The sentiment follows an even more definite statement by Deputy Prime Minister Taro Aso, who said earlier this month that Japan “would have to defend Taiwan” along with the US if China invaded. He later retracted his statement.
China reacted with predictable fury to these statements, both through official channels and through its harsher media.
Chinese Foreign Ministry spokesman Zhao Lijian denounced the White Paper as "wrong and irresponsible." Meanwhile, the Chinese newspaper Global Times said Japan would "lose" if one day decided to come to Taiwan's aid.
The matter went even further. And on another Chinese resource, a video appeared calling even for a nuclear response to such an intervention - however, later the video was removed from public access.
The Land of the Rising Sun is also worried about China's increasingly persistent steps to put pressure on the Japanese Senkaku Islands, which Beijing considers its own and calls it Diaoyu Dao.

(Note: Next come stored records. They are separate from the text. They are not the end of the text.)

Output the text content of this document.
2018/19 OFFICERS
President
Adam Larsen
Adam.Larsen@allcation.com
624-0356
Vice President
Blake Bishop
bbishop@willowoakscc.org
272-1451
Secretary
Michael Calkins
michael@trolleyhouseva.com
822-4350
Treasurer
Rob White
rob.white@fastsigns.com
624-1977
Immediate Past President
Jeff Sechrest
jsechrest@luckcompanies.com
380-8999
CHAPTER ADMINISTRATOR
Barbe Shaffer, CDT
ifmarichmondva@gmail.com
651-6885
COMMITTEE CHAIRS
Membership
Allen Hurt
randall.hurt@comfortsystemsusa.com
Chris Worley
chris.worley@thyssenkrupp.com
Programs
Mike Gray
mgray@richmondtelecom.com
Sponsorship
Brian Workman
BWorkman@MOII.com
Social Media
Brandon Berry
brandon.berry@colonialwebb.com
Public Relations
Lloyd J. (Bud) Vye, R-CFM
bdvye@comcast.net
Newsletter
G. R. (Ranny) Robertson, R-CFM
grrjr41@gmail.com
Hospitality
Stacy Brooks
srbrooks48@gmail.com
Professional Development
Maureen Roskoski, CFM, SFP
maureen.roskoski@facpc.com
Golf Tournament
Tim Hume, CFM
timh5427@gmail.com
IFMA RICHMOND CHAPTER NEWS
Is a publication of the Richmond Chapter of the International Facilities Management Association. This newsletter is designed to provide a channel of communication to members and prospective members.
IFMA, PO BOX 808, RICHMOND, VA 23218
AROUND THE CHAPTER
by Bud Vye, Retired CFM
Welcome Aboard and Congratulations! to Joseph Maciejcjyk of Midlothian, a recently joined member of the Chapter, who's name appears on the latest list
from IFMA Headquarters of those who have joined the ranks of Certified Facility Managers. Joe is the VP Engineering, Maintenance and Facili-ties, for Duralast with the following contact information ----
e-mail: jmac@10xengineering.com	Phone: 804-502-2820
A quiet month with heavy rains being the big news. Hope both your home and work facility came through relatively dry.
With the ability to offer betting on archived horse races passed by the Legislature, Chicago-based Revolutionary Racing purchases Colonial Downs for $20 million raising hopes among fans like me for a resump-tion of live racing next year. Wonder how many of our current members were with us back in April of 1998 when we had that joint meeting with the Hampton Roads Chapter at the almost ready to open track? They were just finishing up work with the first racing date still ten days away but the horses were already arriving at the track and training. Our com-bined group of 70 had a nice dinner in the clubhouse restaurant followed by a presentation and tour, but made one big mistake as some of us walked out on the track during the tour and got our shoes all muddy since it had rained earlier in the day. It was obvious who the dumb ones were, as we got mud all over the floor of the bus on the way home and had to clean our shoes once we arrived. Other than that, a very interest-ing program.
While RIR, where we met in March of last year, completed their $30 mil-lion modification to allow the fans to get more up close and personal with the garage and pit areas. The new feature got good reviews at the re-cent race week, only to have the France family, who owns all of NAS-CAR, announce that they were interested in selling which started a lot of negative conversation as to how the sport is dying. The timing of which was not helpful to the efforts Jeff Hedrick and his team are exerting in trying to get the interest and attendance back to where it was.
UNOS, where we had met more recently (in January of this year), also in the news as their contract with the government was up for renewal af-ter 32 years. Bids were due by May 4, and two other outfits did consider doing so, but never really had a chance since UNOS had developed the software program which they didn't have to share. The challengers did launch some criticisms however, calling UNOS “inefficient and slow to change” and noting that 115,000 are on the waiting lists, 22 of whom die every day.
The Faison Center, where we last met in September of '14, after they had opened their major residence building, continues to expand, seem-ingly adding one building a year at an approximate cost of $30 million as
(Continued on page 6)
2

In particular, the official document notes a sharp increase in the number of PRC coast guard vessels that have entered Japanese territorial waters since 2019, and also condemns "China's attempts to unilaterally change the status quo by force."
It is argued that "Japan fears its own strategic vulnerability if China occupies Taiwan." This is due to the fact that Taiwan is located in a critical location in the Pacific Ocean - the so-called "first chain of islands", stretching from Japan in the north to the Philippines in the south.
Taiwan is just 100 kilometers from the nearest island in the Japanese archipelago, Ryukyu, which means that without a friendly neighbor, Tokyo's southern strategic flank will be extremely vulnerable.
It is important to understand that Japan, according to the treaties, is not obliged to provide military assistance in the event of a conflict around Taiwan. She continues to have strict legal restrictions on the use of force.
- approved in the publication.
Rather, the revised Defense White Paper should be seen as an indication that Japan cannot afford further inaction as the security situation in the Asia-Pacific region continues to deteriorate.